Chris Pine Opens Up About His Love for STAR TREK, The Fourth Film, and Why the Franchise Struggled
Chris Pine still hasn’t seen a script for Star Trek 4, but he has met with director Matt Shakman (WandaVision) and Paramount’s new executive regime to discuss the project, and those meetings are said to have gone well. Pine will be reprising his role in the film as Captain James T. Kirk, and during a recent interview, the actor opened up about the franchise and his love for it saying:
“Conceptually, I love it. I love Star Trek. Again, I love the messaging of it. I love the character. I love my friends with whom I get to play. It’s a great gig. I mean, it’s a gig I’ve had, working and not working, for 15-plus years. It cemented the career that I have now. I’m honored to be a part of it. It’s given me so much. I think there are plenty of stories to tell in it. You know, I think Star Trek for me, it’s an interesting one.”
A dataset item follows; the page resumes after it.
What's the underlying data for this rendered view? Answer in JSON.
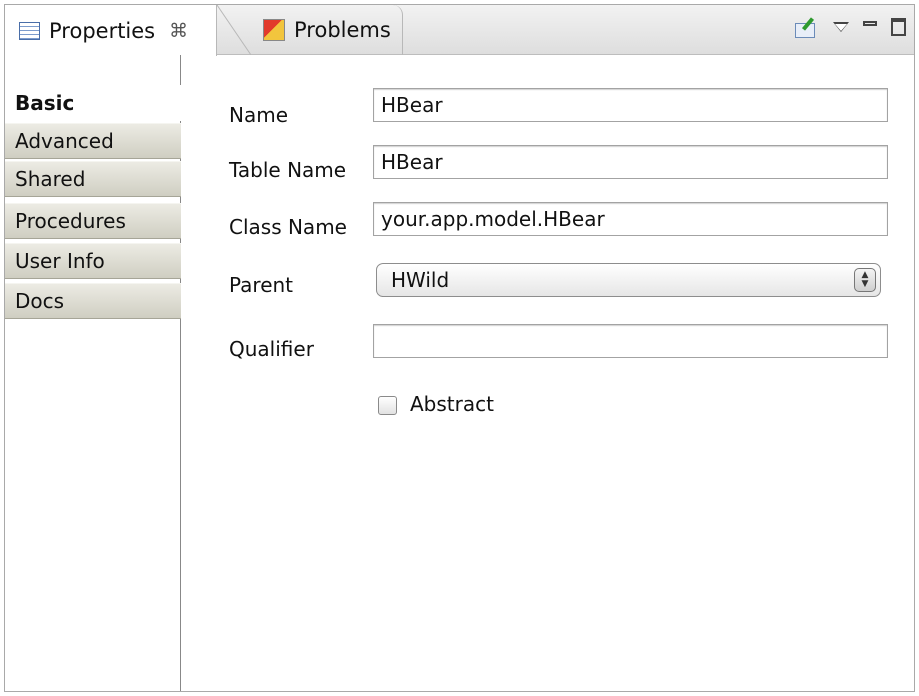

Pine went on to talk about the franchise and trying to emulate the success of what Marvel was doing with their films and shares his thoughts on why his Star Trek films didn’t do as well at the box office as what Marvel was pulling in.
“We always tried to get the huge international market. It was always about making the billion dollars. It was always this billion-dollar mark because Marvel was making a billion. Billion, billion, billion. We struggled with it because Star Trek, for whatever reason, its core audience is rabid. Like rabid, as you know. To get these people that are interested that maybe are Star Wars fans or think Star Trek is not cool or whatever, proven to be … we’ve definitely done a good job of it but not the billion-dollar kind of job that they want.”
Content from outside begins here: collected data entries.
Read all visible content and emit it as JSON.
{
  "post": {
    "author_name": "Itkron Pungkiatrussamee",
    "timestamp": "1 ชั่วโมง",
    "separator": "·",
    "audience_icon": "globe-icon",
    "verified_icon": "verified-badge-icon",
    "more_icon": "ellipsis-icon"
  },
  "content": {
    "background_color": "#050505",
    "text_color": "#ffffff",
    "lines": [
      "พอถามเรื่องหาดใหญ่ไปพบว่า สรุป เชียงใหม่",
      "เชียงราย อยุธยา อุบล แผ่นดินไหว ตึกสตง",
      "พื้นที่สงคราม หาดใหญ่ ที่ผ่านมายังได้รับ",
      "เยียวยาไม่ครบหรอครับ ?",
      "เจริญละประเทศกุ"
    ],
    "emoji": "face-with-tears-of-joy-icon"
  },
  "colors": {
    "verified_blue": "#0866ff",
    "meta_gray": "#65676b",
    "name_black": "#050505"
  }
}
I will say that those Star Trek films that were made under Abrams’ watch could have been a lot better in terms of story. While I really liked the first of those films, the other two weren’t as good. My issue with them was is that they didn’t really feel like Star Trek movies. It felt like they were trying to be Marvel movies, and that just didn’t work.
Pine went on to say that when making these films the filmmakers should’ve been more concerned with the avid fanbase than the big billion-dollar box-office returns:
“I’ve always thought that Star Trek should operate in the zone that is smaller. You know, it’s not a Marvel appeal. It’s like, let’s make the movie for the people that love this group of people, that love this story, that love Star Trek. Let’s make it for them and then, if people want to come to the party, great. But make it for a price and make it, so that if it makes a half-billion dollars, that’s really good.”
I 100% agree, and I think the franchise would have been better off for it as they wouldn’t have alienated the core fans. Hopefully, this new film that’s in development will actually take Pine’s thoughts to heart and they will actually make a Star Trek film geared toward Star Trek fans. It seems like that’s what the shows are doing. Pine went on to share what he would do with the rising costs of tentpole films:
“But we operate in a system now which I don’t know how much longer we have of you have to spend 500 million dollars on a film to reach …even you have to pay all sorts of people back. So, to make a billion, it’s like you haven’t even — a billion is the gross. You haven’t brought your net in. So, I mean, if I had my business suit on, that’s what I would do, but I don’t know where that is. That’s all above my pay grade.”
Pine definitely has his head on his shoulders when it comes to this franchise, and hopefully, the people who are above his pay grade are listening to him.